Living in the present is often elusive. We’re often racing from one task to the next or anticipating what’s ahead. This can contribute to depression and anxiety, which negatively impacts relationships. Stopping to savor small moments can help.
Research suggests that people are happier when they’re focused on doing one task at a time and unhappy when multi-tasking, distracted or not engaged in what they are doing. According to Fred Bryant, a social psychologist and professor at Loyola University in Chicago, “savoring” is the ability to deliberately take in the pleasures we experience in our lives, moment by moment. When mastered, it gives us the ability to deeply feel, integrate, appreciate and even prolong good moments.
Practice savoring with these six strategies:
1. Make pleasurable experiences last as long as possible.

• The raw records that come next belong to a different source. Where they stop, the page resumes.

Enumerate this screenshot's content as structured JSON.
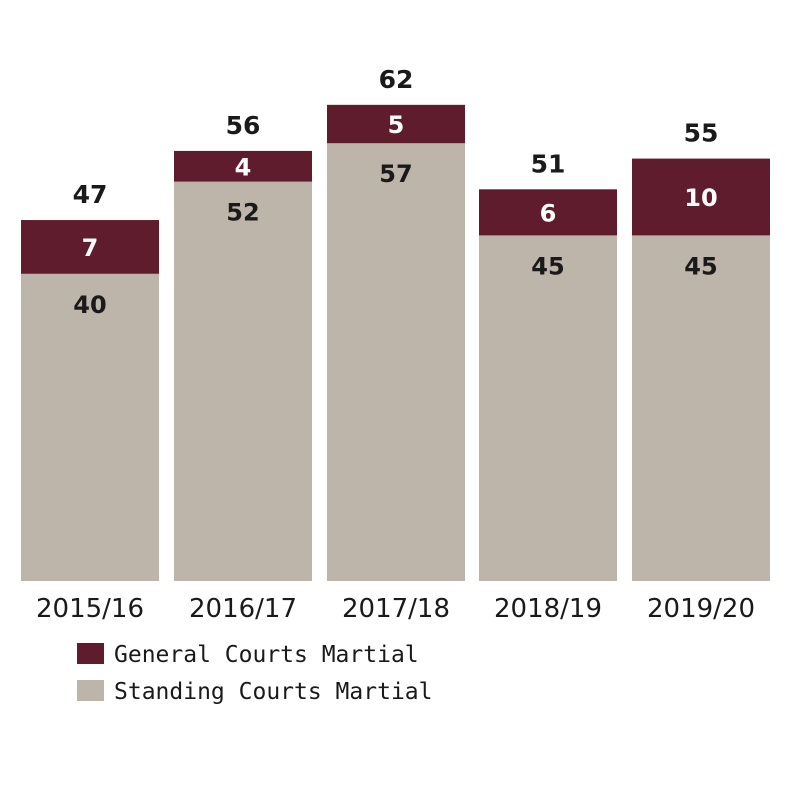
{
  "colors": {
    "general": "#5e1c2d",
    "standing": "#bdb5aa"
  },
  "chart_data": {
    "type": "bar",
    "stacked": true,
    "categories": [
      "2015/16",
      "2016/17",
      "2017/18",
      "2018/19",
      "2019/20"
    ],
    "series": [
      {
        "name": "Standing Courts Martial",
        "values": [
          40,
          52,
          57,
          45,
          45
        ]
      },
      {
        "name": "General Courts Martial",
        "values": [
          7,
          4,
          5,
          6,
          10
        ]
      }
    ],
    "totals": [
      47,
      56,
      62,
      51,
      55
    ],
    "legend_position": "bottom-left",
    "grid": false
  },
  "legend": {
    "items": [
      {
        "label": "General Courts Martial",
        "color_key": "general"
      },
      {
        "label": "Standing Courts Martial",
        "color_key": "standing"
      }
    ]
  }
}
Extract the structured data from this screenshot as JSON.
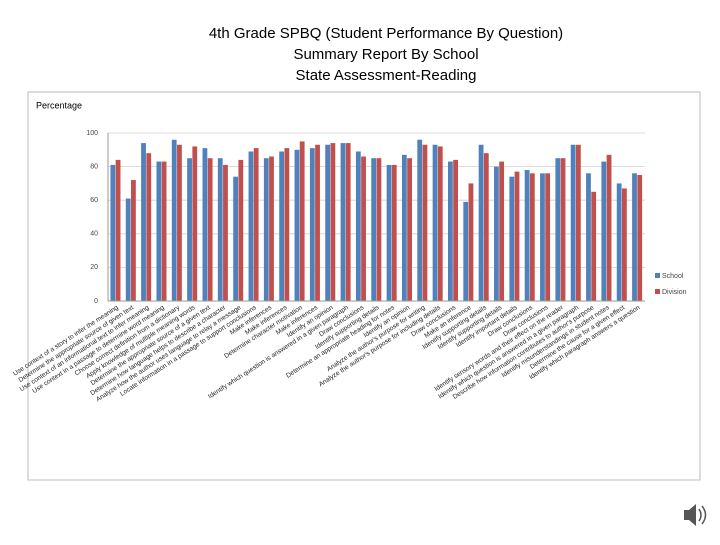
{
  "chart_data": {
    "type": "bar",
    "title": [
      "4th Grade SPBQ (Student Performance By Question)",
      "Summary Report By School",
      "State Assessment-Reading"
    ],
    "y_label": "Percentage",
    "categories": [
      "Use context of a story to infer the meaning",
      "Determine the appropriate source of given text",
      "Use context of an informational text to infer meaning",
      "Use context in a passage to determine word meaning",
      "Choose correct definition from a dictionary",
      "Apply knowledge of multiple meaning words",
      "Determine the appropriate source of a given text",
      "Determine how language helps to describe a character",
      "Analyze how the author uses language to relay a message",
      "Locate information in a passage to support conclusions",
      "Make inferences",
      "Make inferences",
      "Determine character motivation",
      "Make inferences",
      "Identify an opinion",
      "Identify which question is answered in a given paragraph",
      "Draw conclusions",
      "Identify supporting details",
      "Determine an appropriate heading for notes",
      "Identify an opinion",
      "Analyze the author's purpose for writing",
      "Analyze the author's purpose for including details",
      "Draw conclusions",
      "Make an inference",
      "Identify supporting details",
      "Identify supporting details",
      "Identify important details",
      "Draw conclusions",
      "Draw conclusions",
      "Identify sensory words and their effect on the reader",
      "Identify which question is answered in a given paragraph",
      "Describe how information contributes to author's purpose",
      "Identify misunderstandings in student notes",
      "Determine the cause for a given effect",
      "Identify which paragraph answers a question"
    ],
    "series": [
      {
        "name": "School",
        "color": "#4f81bd",
        "values": [
          81,
          61,
          94,
          83,
          96,
          85,
          91,
          85,
          74,
          89,
          85,
          89,
          90,
          91,
          93,
          94,
          89,
          85,
          81,
          87,
          96,
          93,
          83,
          59,
          93,
          80,
          74,
          78,
          76,
          85,
          93,
          76,
          83,
          70,
          76
        ]
      },
      {
        "name": "Division",
        "color": "#c0504d",
        "values": [
          84,
          72,
          88,
          83,
          93,
          92,
          85,
          81,
          84,
          91,
          86,
          91,
          95,
          93,
          94,
          94,
          86,
          85,
          81,
          85,
          93,
          92,
          84,
          70,
          88,
          83,
          77,
          76,
          76,
          85,
          93,
          65,
          87,
          67,
          75
        ]
      }
    ],
    "ylim": [
      0,
      100
    ],
    "yticks": [
      0,
      20,
      40,
      60,
      80,
      100
    ],
    "grid": true,
    "legend": "right"
  }
}
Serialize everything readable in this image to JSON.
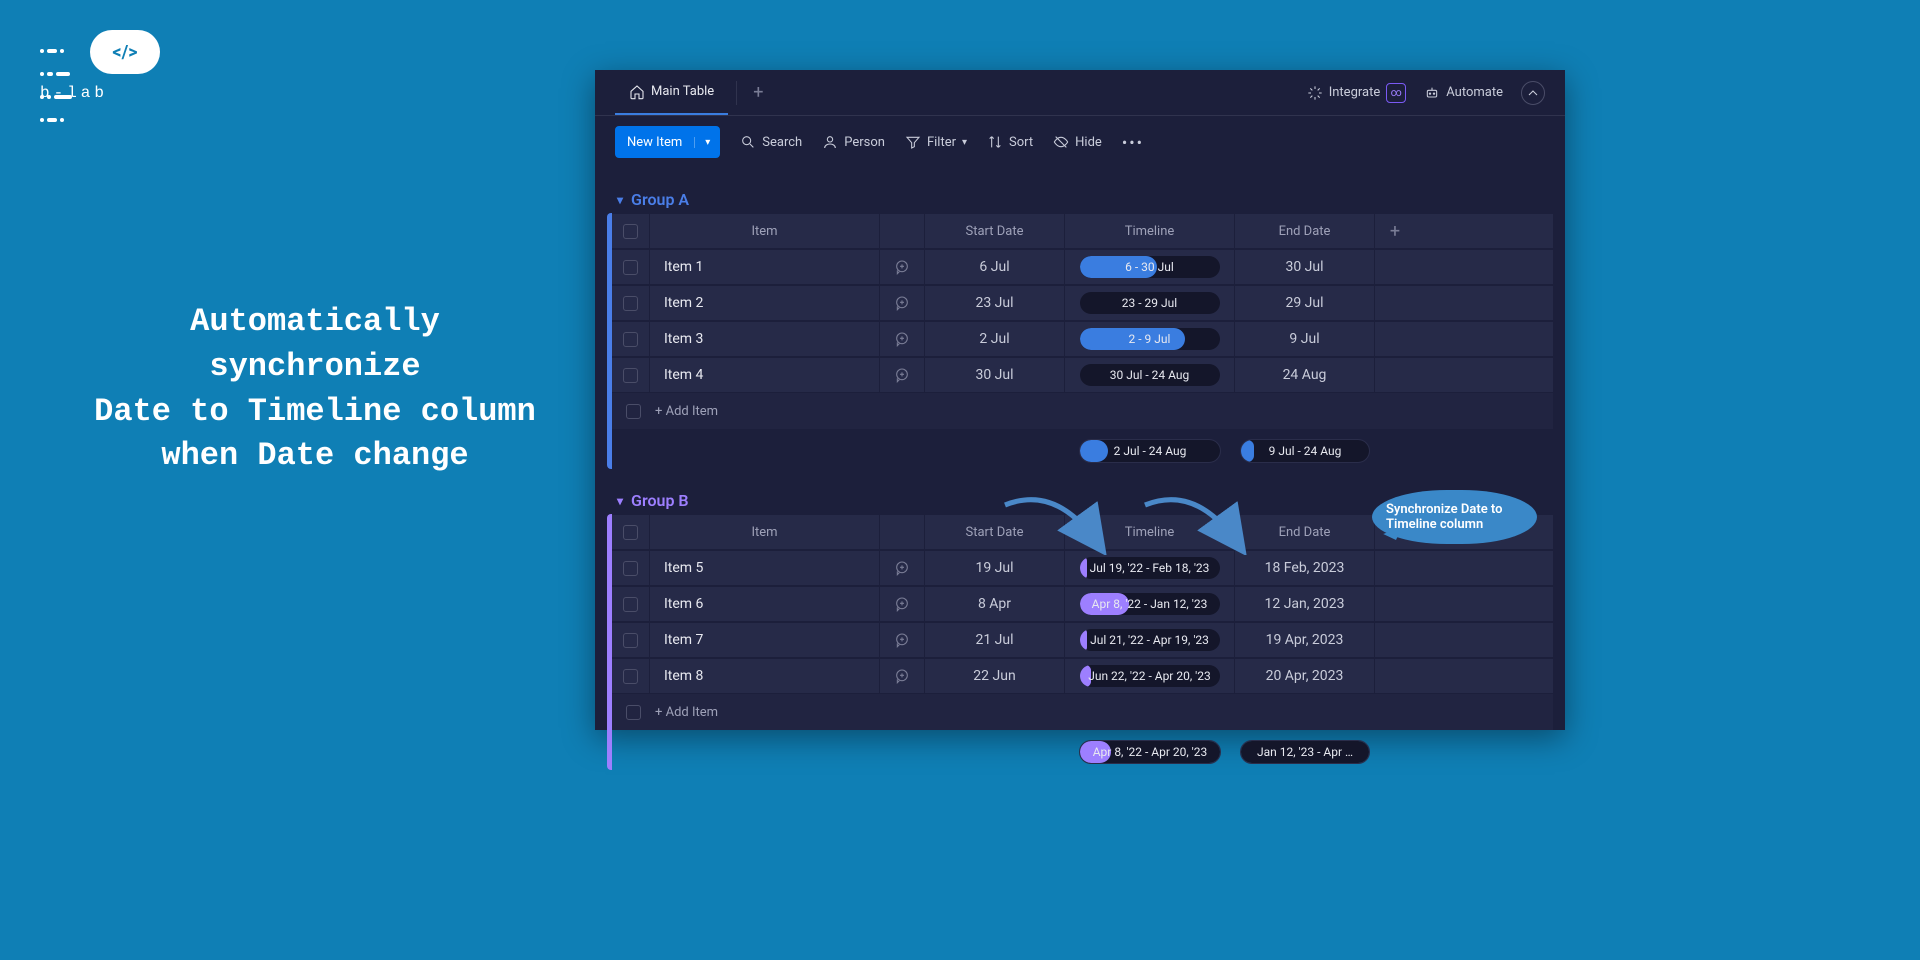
{
  "brand": {
    "name": "b-lab",
    "glyph": "</>"
  },
  "headline": "Automatically synchronize\nDate to Timeline column when Date change",
  "colors": {
    "page_bg": "#0f7fb5",
    "app_bg": "#1c1f3b",
    "row_bg": "#262a48",
    "primary_blue": "#0073ea",
    "group_a": "#4a7ee8",
    "group_b": "#9d7fff",
    "timeline_pill_bg": "#14162a",
    "callout_bg": "#3a88c8"
  },
  "topbar": {
    "tab_label": "Main Table",
    "integrate": "Integrate",
    "automate": "Automate"
  },
  "toolbar": {
    "new_item": "New Item",
    "search": "Search",
    "person": "Person",
    "filter": "Filter",
    "sort": "Sort",
    "hide": "Hide"
  },
  "columns": {
    "item": "Item",
    "start": "Start Date",
    "timeline": "Timeline",
    "end": "End Date"
  },
  "add_item": "+ Add Item",
  "callout": "Synchronize Date to Timeline column",
  "groups": [
    {
      "name": "Group A",
      "class": "group-a",
      "rows": [
        {
          "item": "Item 1",
          "start": "6 Jul",
          "timeline": "6 - 30 Jul",
          "end": "30 Jul",
          "fill_pct": 55,
          "fill_color": "#3a7de0"
        },
        {
          "item": "Item 2",
          "start": "23 Jul",
          "timeline": "23 - 29 Jul",
          "end": "29 Jul",
          "fill_pct": 0,
          "fill_color": "#3a7de0"
        },
        {
          "item": "Item 3",
          "start": "2 Jul",
          "timeline": "2 - 9 Jul",
          "end": "9 Jul",
          "fill_pct": 75,
          "fill_color": "#3a7de0"
        },
        {
          "item": "Item 4",
          "start": "30 Jul",
          "timeline": "30 Jul - 24 Aug",
          "end": "24 Aug",
          "fill_pct": 0,
          "fill_color": "#3a7de0"
        }
      ],
      "summary": {
        "timeline": "2 Jul - 24 Aug",
        "timeline_fill_pct": 20,
        "timeline_fill_color": "#3a7de0",
        "end": "9 Jul - 24 Aug",
        "end_fill_pct": 10,
        "end_fill_color": "#3a7de0"
      }
    },
    {
      "name": "Group B",
      "class": "group-b",
      "rows": [
        {
          "item": "Item 5",
          "start": "19 Jul",
          "timeline": "Jul 19, '22 - Feb 18, '23",
          "end": "18 Feb, 2023",
          "fill_pct": 5,
          "fill_color": "#9d7fff"
        },
        {
          "item": "Item 6",
          "start": "8 Apr",
          "timeline": "Apr 8, '22 - Jan 12, '23",
          "end": "12 Jan, 2023",
          "fill_pct": 35,
          "fill_color": "#9d7fff"
        },
        {
          "item": "Item 7",
          "start": "21 Jul",
          "timeline": "Jul 21, '22 - Apr 19, '23",
          "end": "19 Apr, 2023",
          "fill_pct": 5,
          "fill_color": "#9d7fff"
        },
        {
          "item": "Item 8",
          "start": "22 Jun",
          "timeline": "Jun 22, '22 - Apr 20, '23",
          "end": "20 Apr, 2023",
          "fill_pct": 8,
          "fill_color": "#9d7fff"
        }
      ],
      "summary": {
        "timeline": "Apr 8, '22 - Apr 20, '23",
        "timeline_fill_pct": 22,
        "timeline_fill_color": "#9d7fff",
        "end": "Jan 12, '23 - Apr …",
        "end_fill_pct": 0,
        "end_fill_color": "#9d7fff"
      }
    }
  ]
}
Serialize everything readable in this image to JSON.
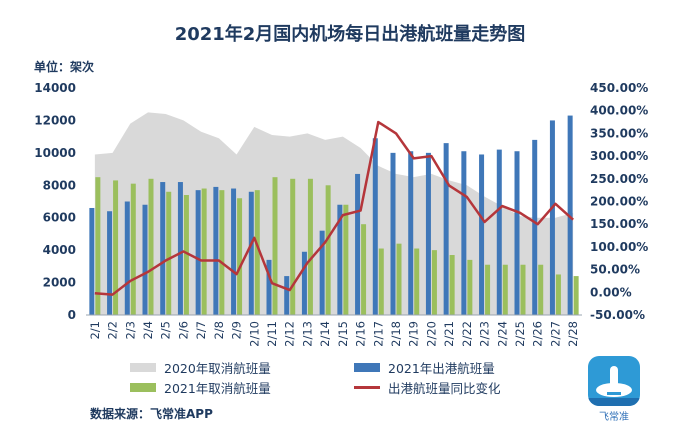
{
  "title": "2021年2月国内机场每日出港航班量走势图",
  "unit": "单位：架次",
  "source": "数据来源：飞常准APP",
  "logo_text": "飞常准",
  "colors": {
    "area_2020": "#d9d9d9",
    "bar_2021_departures": "#3f77b8",
    "bar_2021_cancelled": "#9bbf5d",
    "line_yoy": "#b5363b",
    "text": "#1f3a5f",
    "logo": "#2e9ad6"
  },
  "chart_data": {
    "type": "bar",
    "title": "2021年2月国内机场每日出港航班量走势图",
    "categories": [
      "2/1",
      "2/2",
      "2/3",
      "2/4",
      "2/5",
      "2/6",
      "2/7",
      "2/8",
      "2/9",
      "2/10",
      "2/11",
      "2/12",
      "2/13",
      "2/14",
      "2/15",
      "2/16",
      "2/17",
      "2/18",
      "2/19",
      "2/20",
      "2/21",
      "2/22",
      "2/23",
      "2/24",
      "2/25",
      "2/26",
      "2/27",
      "2/28"
    ],
    "y_left": {
      "min": 0,
      "max": 14000,
      "ticks": [
        "0",
        "2000",
        "4000",
        "6000",
        "8000",
        "10000",
        "12000",
        "14000"
      ]
    },
    "y_right": {
      "min": -50,
      "max": 450,
      "ticks": [
        "-50.00%",
        "0.00%",
        "50.00%",
        "100.00%",
        "150.00%",
        "200.00%",
        "250.00%",
        "300.00%",
        "350.00%",
        "400.00%",
        "450.00%"
      ]
    },
    "series": [
      {
        "name": "2020年取消航班量",
        "kind": "area",
        "axis": "left",
        "values": [
          9900,
          10000,
          11800,
          12500,
          12400,
          12000,
          11300,
          10900,
          9900,
          11600,
          11100,
          11000,
          11200,
          10800,
          11000,
          10300,
          9200,
          8700,
          8500,
          8700,
          8300,
          8000,
          7300,
          6700,
          6100,
          6000,
          6000,
          6300
        ]
      },
      {
        "name": "2021年出港航班量",
        "kind": "bar",
        "axis": "left",
        "values": [
          6600,
          6400,
          7000,
          6800,
          8200,
          8200,
          7700,
          7900,
          7800,
          7600,
          3400,
          2400,
          3900,
          5200,
          6800,
          8700,
          10900,
          10000,
          10100,
          10000,
          10600,
          10100,
          9900,
          10200,
          10100,
          10800,
          12000,
          12300
        ]
      },
      {
        "name": "2021年取消航班量",
        "kind": "bar",
        "axis": "left",
        "values": [
          8500,
          8300,
          8100,
          8400,
          7600,
          7400,
          7800,
          7700,
          7200,
          7700,
          8500,
          8400,
          8400,
          8000,
          6800,
          5600,
          4100,
          4400,
          4100,
          4000,
          3700,
          3400,
          3100,
          3100,
          3100,
          3100,
          2500,
          2400
        ]
      },
      {
        "name": "出港航班量同比变化",
        "kind": "line",
        "axis": "right",
        "values": [
          -2,
          -5,
          25,
          45,
          70,
          90,
          70,
          70,
          40,
          120,
          20,
          5,
          65,
          110,
          170,
          180,
          375,
          350,
          295,
          300,
          235,
          210,
          155,
          190,
          175,
          150,
          195,
          160
        ]
      }
    ],
    "legend": "bottom"
  }
}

Reflect on one or two positive experiences for two or three minutes per day. Be conscious of deliberately remembering as many details of the positive experience.
2. Share positive moments with others. Call, text, post on social media, or send an email.
3. Develop memory building. Take mental photographs and/or a physical souvenir and write about the experience in a journal.
4. Appreciate time. Good moments will pass quickly. Work on deliberately relishing each one.
5. Do one task at a time. Catch yourself when hurrying through things. Doing things slower helps with deepening our ability for appreciation.
6. Recognize flow. This occurs when you’re absorbed in a moment that makes you lose a sense of time and place. Make a conscious effort to carve out time to do things that put you in the flow.